Back to our Roots for Ritual Circumcision
I don’t say this often, but sometimes I kind of wish things were more like they were in biblical times. In last week’s
Torah portion, the beginning of the Book of Exodus, Tziporah, the wife of Moses, circumcises their son. I don’t remember encountering this part of the story as a child (it certainly didn’t make it past the cutting room of the film The Ten Commandments), and I imagine that many Jews have never met, seen, or even heard of a female ritual circumciser (mohelet), even though they’ve been around for a couple of decades now. Recently, however, an article posted on JTA.org brings them back into the spotlight: “Female mohels add warmth — and controversy — to old tradition.”
The article discusses training programs for female physicians and midwives offered by the Reform and Conservative movements, open to women who have performed medical circumcisions and want to learn the ritual and spiritual elements necessary to perform a bris.

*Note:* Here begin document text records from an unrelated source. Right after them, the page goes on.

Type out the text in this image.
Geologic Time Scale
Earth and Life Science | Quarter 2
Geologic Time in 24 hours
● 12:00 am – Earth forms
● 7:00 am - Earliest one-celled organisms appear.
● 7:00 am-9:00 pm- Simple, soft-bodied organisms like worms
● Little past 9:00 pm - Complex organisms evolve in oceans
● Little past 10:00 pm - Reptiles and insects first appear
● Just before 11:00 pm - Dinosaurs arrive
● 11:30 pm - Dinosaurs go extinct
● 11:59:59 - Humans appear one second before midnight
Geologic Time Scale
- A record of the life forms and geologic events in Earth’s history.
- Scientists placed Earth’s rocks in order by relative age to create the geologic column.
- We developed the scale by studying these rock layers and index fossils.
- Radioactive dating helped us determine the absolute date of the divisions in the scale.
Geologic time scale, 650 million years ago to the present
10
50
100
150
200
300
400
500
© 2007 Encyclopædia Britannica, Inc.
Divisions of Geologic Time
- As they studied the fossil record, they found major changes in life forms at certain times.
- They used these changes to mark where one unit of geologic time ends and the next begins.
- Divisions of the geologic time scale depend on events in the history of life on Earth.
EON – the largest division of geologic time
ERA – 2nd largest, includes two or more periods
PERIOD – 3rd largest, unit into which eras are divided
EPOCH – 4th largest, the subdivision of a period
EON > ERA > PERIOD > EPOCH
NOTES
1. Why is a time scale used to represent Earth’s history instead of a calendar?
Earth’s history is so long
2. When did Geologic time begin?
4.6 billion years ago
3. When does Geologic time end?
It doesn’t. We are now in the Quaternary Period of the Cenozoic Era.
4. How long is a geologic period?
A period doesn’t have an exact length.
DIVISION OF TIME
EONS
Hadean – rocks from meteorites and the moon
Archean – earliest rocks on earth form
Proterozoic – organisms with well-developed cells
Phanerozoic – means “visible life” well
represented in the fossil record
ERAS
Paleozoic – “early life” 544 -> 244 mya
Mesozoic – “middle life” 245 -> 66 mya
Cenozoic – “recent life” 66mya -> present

Most parents probably don’t choose a mohel based on gender (though it’s possible some might feel more comfortable with a woman than a man, or vice versa). What’s important is that there is now the option. I see these training programs as welcoming not only to the women physicians who have been shut out in the past for reasons that have more to do with tradition than with Jewish law, but also as another potential way for the Jewish community to show those on the periphery that we are an inclusive people, especially at a delicate time that—for some family members—may be their first encounter with Jewish ritual.